Sunday 15 July 2012

His life, though vivid, was largely a dream

The quotation for this post comes from E. M. Forster's A Passage to India. Today's composition will be my 27th blog entry; not exactly a typical landmark, but it did strike me as I was beginning to write this that almost every one of these posts has been introduced with a quotation. Repetition is a wonderful thing- the more I say, think, or write something, the more likely I am to remember it for ages and ages. I've always delighted in recording lines from books. Events in real life often recall almost-forgotten song lyrics. The frequency with which I introduce film speeches into everyday conversation is almost obscene. When I see all of my past titles lined up along the side of my blog, it's like a row of little gems I've picked out over the recent days, weeks, months, and years of my cultural experience with film, literature, and television. For me, it's pretty much the best of the best; C's "greatest hits," if you will, in the form of snippets from a million (27) individuals moments of joy at stumbling across a line I just loved.

The act of finding, recording, rediscovering, and transposing each of these separate moments onto my blog is a feeling similar to the Forster quotation I've used today. Each one has the dreamlike quality of a memory, but possesses a sharp vividness in my mind from being especially selected for the purpose of being remembered.

In terms of the real meat of this blog post (yes, I did just go from a sort of poetic attempt at explanation to "meat"), I can connect the most recent novel I've completed to this same half-imagined reality. This book would be L. M. Montgomery's Anne's House of Dreams. I don't feel as though I really need to review this; either you've read the Anne series, or you ought to. These are certainly not works for children alone.
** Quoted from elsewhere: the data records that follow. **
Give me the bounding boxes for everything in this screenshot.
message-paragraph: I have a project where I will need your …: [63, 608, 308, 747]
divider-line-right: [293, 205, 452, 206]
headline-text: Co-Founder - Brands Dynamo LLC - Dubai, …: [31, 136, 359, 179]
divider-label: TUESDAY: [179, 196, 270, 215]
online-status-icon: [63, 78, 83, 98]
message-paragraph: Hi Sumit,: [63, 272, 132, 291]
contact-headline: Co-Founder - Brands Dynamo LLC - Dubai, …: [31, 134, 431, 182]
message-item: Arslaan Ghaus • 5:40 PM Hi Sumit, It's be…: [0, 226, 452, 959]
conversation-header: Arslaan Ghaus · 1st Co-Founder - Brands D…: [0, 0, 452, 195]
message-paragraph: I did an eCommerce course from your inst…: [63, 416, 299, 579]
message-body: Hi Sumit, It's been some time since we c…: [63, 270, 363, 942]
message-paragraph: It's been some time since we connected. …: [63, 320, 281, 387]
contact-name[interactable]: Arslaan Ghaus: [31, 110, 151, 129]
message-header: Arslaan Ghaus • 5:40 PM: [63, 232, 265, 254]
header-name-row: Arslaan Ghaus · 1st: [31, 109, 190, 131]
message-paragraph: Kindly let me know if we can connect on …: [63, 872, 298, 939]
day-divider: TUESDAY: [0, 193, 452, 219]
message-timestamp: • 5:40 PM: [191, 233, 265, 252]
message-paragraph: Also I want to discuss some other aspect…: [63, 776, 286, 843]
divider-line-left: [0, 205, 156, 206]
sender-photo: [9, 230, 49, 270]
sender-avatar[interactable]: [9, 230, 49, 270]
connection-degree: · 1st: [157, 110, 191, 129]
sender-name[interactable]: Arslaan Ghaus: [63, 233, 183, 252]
Characters (Anne especially) spend as much time in the world of imagination as they do faced with very real, difficult, life-altering challenges.
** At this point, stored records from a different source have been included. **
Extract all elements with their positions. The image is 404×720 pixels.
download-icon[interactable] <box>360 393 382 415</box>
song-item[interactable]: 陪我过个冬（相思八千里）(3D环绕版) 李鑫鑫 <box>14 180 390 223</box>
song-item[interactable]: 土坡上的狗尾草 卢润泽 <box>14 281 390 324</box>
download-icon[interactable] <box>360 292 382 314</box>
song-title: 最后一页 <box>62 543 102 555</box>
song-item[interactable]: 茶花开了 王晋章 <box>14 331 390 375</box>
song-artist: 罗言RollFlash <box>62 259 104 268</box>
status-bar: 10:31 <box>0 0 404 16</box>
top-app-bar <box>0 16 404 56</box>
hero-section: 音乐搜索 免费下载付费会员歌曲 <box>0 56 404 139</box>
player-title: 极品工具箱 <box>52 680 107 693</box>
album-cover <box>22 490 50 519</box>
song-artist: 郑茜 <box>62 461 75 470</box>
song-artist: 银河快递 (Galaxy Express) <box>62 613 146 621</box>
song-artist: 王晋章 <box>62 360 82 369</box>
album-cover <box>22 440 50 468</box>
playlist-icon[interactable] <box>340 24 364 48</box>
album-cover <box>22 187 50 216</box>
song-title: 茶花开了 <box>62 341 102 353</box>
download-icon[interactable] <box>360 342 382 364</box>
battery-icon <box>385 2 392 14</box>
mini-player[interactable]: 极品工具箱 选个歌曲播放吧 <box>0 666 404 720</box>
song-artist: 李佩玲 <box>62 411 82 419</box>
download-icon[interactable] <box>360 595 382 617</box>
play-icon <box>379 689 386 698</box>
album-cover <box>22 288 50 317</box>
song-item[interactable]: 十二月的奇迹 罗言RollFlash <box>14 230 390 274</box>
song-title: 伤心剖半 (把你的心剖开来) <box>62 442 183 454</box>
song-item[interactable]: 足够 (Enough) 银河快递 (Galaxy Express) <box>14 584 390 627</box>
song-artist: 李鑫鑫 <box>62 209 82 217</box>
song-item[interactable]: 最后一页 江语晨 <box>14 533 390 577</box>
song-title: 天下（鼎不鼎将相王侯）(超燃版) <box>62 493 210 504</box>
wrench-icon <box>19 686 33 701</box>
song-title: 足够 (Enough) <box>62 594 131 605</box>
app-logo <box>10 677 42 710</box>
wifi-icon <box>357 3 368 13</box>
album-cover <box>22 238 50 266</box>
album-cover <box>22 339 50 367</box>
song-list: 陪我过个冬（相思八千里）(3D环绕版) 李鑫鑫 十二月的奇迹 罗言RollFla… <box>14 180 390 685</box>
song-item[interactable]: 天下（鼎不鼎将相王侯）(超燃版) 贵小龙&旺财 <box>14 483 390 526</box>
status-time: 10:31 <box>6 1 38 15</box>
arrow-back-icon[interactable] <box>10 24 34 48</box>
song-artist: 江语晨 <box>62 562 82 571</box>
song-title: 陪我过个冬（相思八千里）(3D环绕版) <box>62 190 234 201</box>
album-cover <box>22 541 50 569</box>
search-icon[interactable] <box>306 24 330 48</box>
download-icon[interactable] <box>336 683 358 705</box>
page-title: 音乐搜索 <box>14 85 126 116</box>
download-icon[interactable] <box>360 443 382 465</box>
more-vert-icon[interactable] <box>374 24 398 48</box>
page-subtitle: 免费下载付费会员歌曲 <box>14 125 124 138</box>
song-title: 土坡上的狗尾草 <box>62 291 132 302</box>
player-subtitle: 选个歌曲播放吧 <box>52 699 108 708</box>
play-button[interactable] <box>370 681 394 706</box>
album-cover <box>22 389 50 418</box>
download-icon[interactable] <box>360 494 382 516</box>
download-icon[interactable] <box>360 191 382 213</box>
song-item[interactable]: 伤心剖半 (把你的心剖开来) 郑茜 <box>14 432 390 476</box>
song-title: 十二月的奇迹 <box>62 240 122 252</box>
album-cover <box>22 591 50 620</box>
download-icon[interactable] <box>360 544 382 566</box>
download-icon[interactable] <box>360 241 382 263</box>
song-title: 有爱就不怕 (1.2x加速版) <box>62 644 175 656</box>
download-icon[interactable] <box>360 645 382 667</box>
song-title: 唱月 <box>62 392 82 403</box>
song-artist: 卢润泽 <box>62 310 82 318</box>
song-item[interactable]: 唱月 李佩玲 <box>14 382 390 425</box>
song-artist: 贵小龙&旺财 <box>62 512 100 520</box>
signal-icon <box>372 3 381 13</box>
Giving myself a break from Montgomery for now, next on my reading list is A. S. Byatt's The Shadow of the Sun. So far I've only read the introduction, but honestly, even that was extraordinarily interesting. Though this is near blasphemy for a student of English literature, I must admit that I usually skim or skip entirely over introductions in novels (not to be confused with prologues which are actually a part of the fictional text). I was prepared to do the same for this latest work, but I found myself captivated as Byatt reflected on her novel (N. B. the introduction was added 20 years after the original publication), drawing parallels between her life and her characters, these characters and figures of her other texts, and how she has come to see her novel in a new way, making fresh connections she was previously unaware of in her own book. Imagine coming back to something you'd finished decades before and feeling as though you were seeing aspects of it for the first time! To me, this certainly counts as a mark of a great author.

I'll be watching the Italian film "Don Giovanni" in a little while, so I should have a post about that up tomorrow or the following day. Also on the blog roster are items from a recent shopping excursion, which will be compiled into a little skincare and fashion haul. I didn't think it would be exceptionally interesting to display these items as a pile of stuff (some of it wrinkled, none of it laundered), so I'll be giving reviews of the cosmetic products alongside pictures of them, but just describing briefly the clothing I bought. Out of personal preference, I'm going to save images of fashion pieces for OOTDs to give you a better idea of the actual size and shape of each article as it exists on an average-heighted/weighted person, outdoors, in natural light.